Its been good so far here. Live just off base of Ramstein and glad to find fellow players here from all branches.

Edit: Sorry to all for not posting earlier. Had no luck for awhile and stopped checking but Im glad I did today.


----------



## Aeni Quickthews (Jan 9, 2011)

Hey Hey glad to find this post. I am out by the Sembach area and am interested in some 40k gaming. Give me a shout on when and where you guys meet up. Looking forward to hearing from you guy.


----------



## Screamy Scare Face (Mar 15, 2011)

I just got here to Ramstein about a month ago so im still waiting for my stuff to get here. Do you know of any good stores nearby that have 40k models? I want to play games with you guys as soon as i get my things. I play IG.


----------



## VaeVictis99 (Aug 31, 2010)

Cool, private message me your phone number so we can get in contact.

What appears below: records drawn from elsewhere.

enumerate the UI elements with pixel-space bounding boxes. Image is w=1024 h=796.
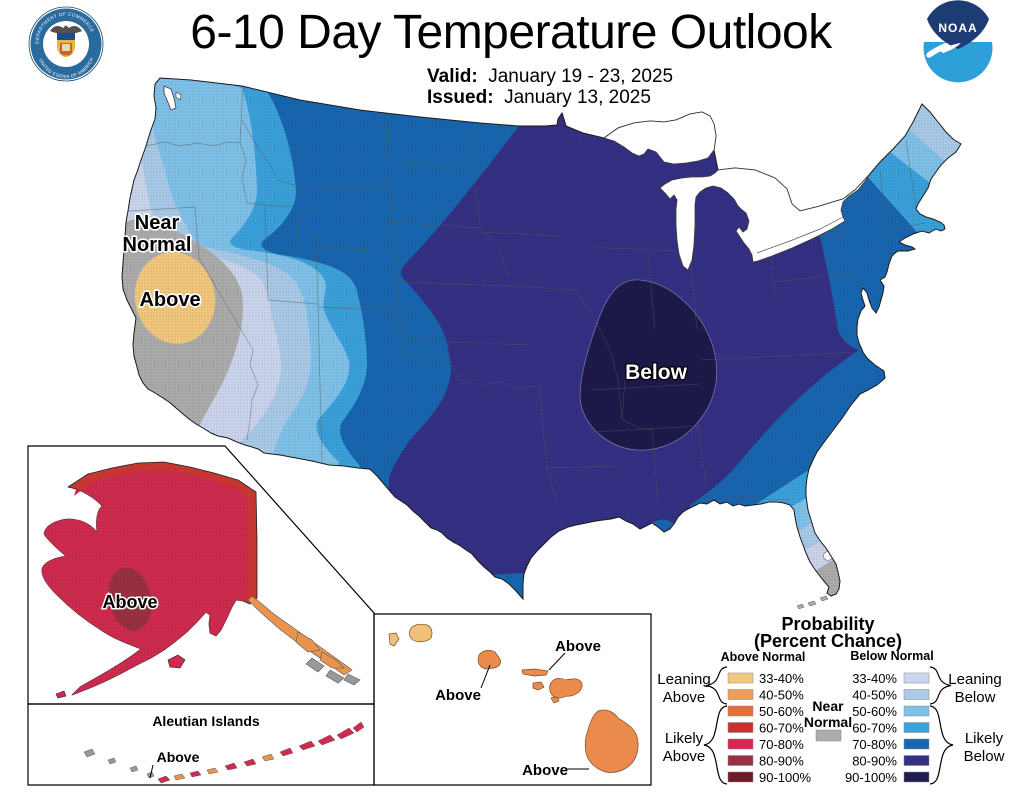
svg-text:40-50%: 40-50% <box>852 688 897 703</box>
svg-text:90-100%: 90-100% <box>845 770 897 785</box>
svg-text:Normal: Normal <box>123 234 192 256</box>
svg-text:6-10 Day Temperature Outlook: 6-10 Day Temperature Outlook <box>190 6 833 59</box>
svg-text:Above: Above <box>435 687 481 704</box>
svg-text:Above: Above <box>139 289 200 311</box>
svg-text:Below: Below <box>955 689 996 706</box>
svg-text:Issued: January 13, 2025: Issued: January 13, 2025 <box>427 87 651 108</box>
svg-text:Valid: January 19 - 23, 2025: Valid: January 19 - 23, 2025 <box>427 66 673 87</box>
svg-text:Near: Near <box>135 212 180 234</box>
svg-text:Above Normal: Above Normal <box>721 650 806 664</box>
svg-text:70-80%: 70-80% <box>759 737 804 752</box>
svg-text:Above: Above <box>522 762 568 779</box>
svg-text:Below: Below <box>964 748 1005 765</box>
svg-text:Normal: Normal <box>804 714 852 730</box>
svg-text:Leaning: Leaning <box>657 671 710 688</box>
svg-text:40-50%: 40-50% <box>759 688 804 703</box>
svg-text:60-70%: 60-70% <box>852 721 897 736</box>
svg-text:Probability: Probability <box>781 614 874 634</box>
svg-text:80-90%: 80-90% <box>852 754 897 769</box>
svg-text:33-40%: 33-40% <box>759 671 804 686</box>
svg-text:50-60%: 50-60% <box>852 704 897 719</box>
svg-text:Likely: Likely <box>665 730 704 747</box>
svg-text:Below Normal: Below Normal <box>850 649 933 663</box>
svg-text:Below: Below <box>625 361 688 384</box>
svg-text:Above: Above <box>555 638 601 655</box>
svg-text:Above: Above <box>663 689 706 706</box>
svg-text:Likely: Likely <box>965 730 1004 747</box>
svg-text:Above: Above <box>663 748 706 765</box>
svg-text:Above: Above <box>102 592 157 612</box>
svg-text:50-60%: 50-60% <box>759 704 804 719</box>
svg-text:80-90%: 80-90% <box>759 754 804 769</box>
svg-text:90-100%: 90-100% <box>759 770 811 785</box>
svg-text:NOAA: NOAA <box>938 21 977 35</box>
svg-text:Leaning: Leaning <box>948 671 1001 688</box>
svg-text:Above: Above <box>157 749 200 765</box>
svg-text:(Percent Chance): (Percent Chance) <box>754 631 902 651</box>
svg-text:Near: Near <box>812 698 844 714</box>
svg-text:70-80%: 70-80% <box>852 737 897 752</box>
svg-text:60-70%: 60-70% <box>759 721 804 736</box>
svg-text:33-40%: 33-40% <box>852 671 897 686</box>
svg-text:Aleutian Islands: Aleutian Islands <box>152 713 260 729</box>
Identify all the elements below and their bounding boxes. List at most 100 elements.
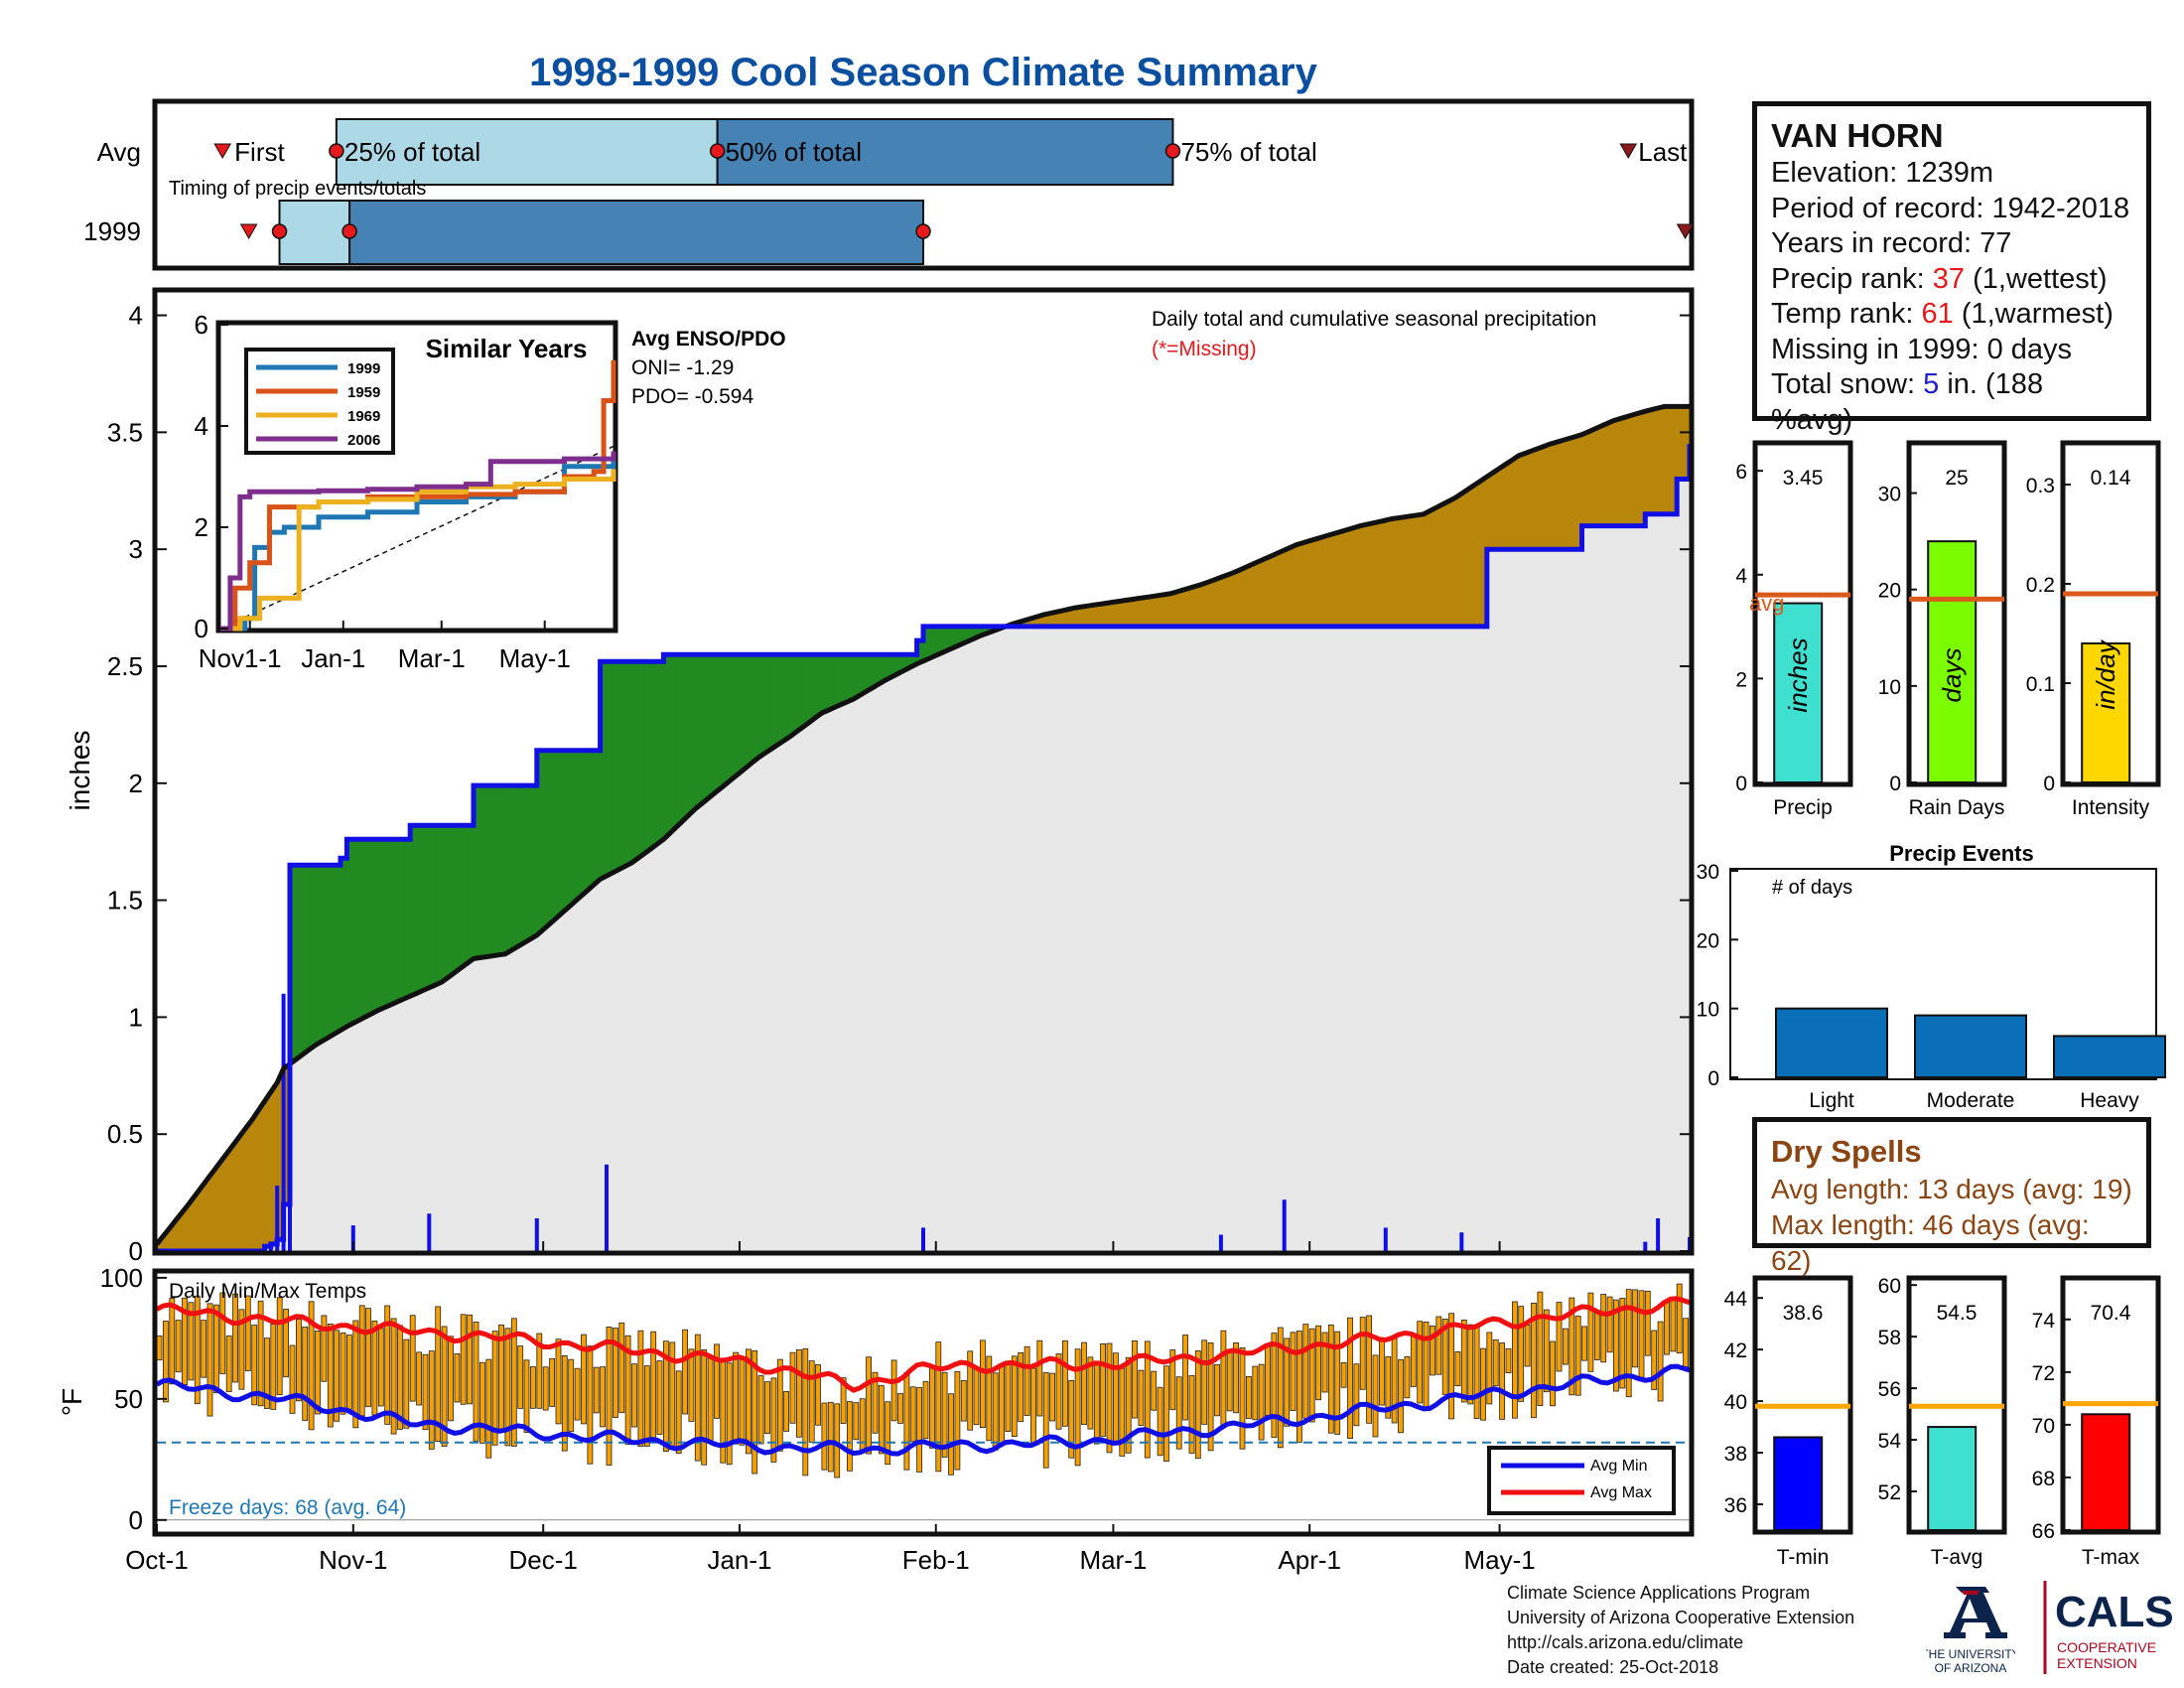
daily-temp-bar [726, 1362, 733, 1466]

Kaiserslautern is the nearest place I know of that has warhammer stuff. I buy mine mostly online though.

their site: http://comicladen.in-kl.de/


----------



## clefspear (Jan 6, 2012)

Just wandering if anyone is willing to help a complete newbie get started. I just moved to Ramstein, and I have wanted to start playing 40k for a long time. Unfortunately, nobody at my old school played wargames, or even knew what they were. 
I have no army to speak of, and would need to borrow one for the first couple of games. If anyone could help me out I would be very greatfull. Thank you and God bless.


----------



## Wingman (Jun 27, 2011)

I just left the base a while back and I normally had to drive to Mannheim to get a game. Hope you all have a good time there.


----------



## Lessersolo (Apr 27, 2010)

I just moved into the area and want to start up warhammer again is there a group around?


----------